Shipium is building that tech stack so e-commerce retailers may benefit from faster and cheaper shipping. The worldwide e-commerce logistics business is expected to reach $3 trillion by 2028.
Its “secret sauce” is data modelling. Machine learning and logic are used to automate previously fragmented and static judgments, gather information on cheapest and fastest delivery methods, and then offer the optimal outcome for a specific consumer. The startup claims it can cut shipping costs by over 5% and reduce delivery times by several days.
Murray said demand increased when the company obtained $8 million in venture investment last year.
Our platform helps shops who have assets but cannot use them due to a lack of technology. “External causes like COVID forced most shops into reactive mode, but e-commerce is sticking to the next level and everyone is adjusting,” he adds.
The company processed approximately 10 million shipments in the last nine months and expects to process over 50 million by the end of the year. Shipium covers 91 percent of five-digit ZIP codes and all 50 states.
This is the “largest venture-backed Series A for a supply chain software startup,” according to Shipium. Since 2019, the company has raised $38.7 million.

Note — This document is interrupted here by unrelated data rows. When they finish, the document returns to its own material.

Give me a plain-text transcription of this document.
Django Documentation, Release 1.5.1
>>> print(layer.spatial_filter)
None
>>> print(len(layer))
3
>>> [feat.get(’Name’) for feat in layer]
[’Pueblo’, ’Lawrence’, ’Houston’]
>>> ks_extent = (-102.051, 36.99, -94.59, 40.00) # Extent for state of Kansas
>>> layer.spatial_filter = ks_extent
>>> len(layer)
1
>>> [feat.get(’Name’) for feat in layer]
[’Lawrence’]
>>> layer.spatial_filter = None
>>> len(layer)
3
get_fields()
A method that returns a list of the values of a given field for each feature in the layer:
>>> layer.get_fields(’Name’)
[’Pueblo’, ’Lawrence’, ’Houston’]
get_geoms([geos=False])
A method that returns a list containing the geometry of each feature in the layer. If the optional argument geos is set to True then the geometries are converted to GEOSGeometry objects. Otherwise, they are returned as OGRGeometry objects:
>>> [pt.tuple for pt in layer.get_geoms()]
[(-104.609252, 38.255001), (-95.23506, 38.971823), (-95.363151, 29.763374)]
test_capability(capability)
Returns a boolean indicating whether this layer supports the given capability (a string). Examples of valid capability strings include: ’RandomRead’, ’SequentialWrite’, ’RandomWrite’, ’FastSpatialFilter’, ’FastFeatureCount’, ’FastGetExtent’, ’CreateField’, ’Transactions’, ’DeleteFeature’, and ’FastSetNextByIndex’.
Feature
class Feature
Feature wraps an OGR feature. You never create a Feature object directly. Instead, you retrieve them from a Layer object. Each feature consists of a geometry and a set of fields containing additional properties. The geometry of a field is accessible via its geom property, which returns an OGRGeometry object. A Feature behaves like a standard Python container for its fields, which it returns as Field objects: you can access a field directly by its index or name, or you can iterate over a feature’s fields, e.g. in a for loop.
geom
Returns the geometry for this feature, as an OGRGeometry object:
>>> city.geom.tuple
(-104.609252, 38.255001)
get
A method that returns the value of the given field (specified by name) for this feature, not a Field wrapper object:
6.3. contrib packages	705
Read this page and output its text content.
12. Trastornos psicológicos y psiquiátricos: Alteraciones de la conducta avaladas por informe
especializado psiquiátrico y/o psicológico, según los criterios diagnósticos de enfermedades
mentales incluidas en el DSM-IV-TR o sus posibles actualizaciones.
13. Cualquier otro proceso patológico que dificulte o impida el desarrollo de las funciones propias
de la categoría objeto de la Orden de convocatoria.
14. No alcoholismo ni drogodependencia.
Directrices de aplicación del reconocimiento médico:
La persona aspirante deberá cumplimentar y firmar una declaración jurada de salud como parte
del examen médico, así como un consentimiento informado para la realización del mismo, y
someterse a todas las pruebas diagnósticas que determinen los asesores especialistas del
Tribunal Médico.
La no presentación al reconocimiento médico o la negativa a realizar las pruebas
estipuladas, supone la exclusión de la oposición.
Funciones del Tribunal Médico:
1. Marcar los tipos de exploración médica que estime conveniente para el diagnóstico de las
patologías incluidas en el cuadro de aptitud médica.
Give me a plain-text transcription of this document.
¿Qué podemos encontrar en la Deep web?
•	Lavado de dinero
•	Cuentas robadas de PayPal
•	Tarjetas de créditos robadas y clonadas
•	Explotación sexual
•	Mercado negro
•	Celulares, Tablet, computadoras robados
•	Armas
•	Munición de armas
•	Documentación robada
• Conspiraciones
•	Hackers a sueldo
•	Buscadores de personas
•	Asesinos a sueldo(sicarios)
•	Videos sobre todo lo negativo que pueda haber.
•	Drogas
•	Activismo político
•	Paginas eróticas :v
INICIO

We are constructing a nuanced product, therefore we need to ramp up engineers, says Murray. He’ll join its sales and marketing departments.
Shipium is establishing a network that connects everyone, including the “bazillion new carriers out there,” in a market that is still relatively fragmented.
Because of the intricacy of the programme, we will always be skewed toward product and engineering. “With COVID, we are also leaning in on e-commerce, and it is vital we pursue it quickly. Ultimately, we want our platform to be a simple and useable version for shops.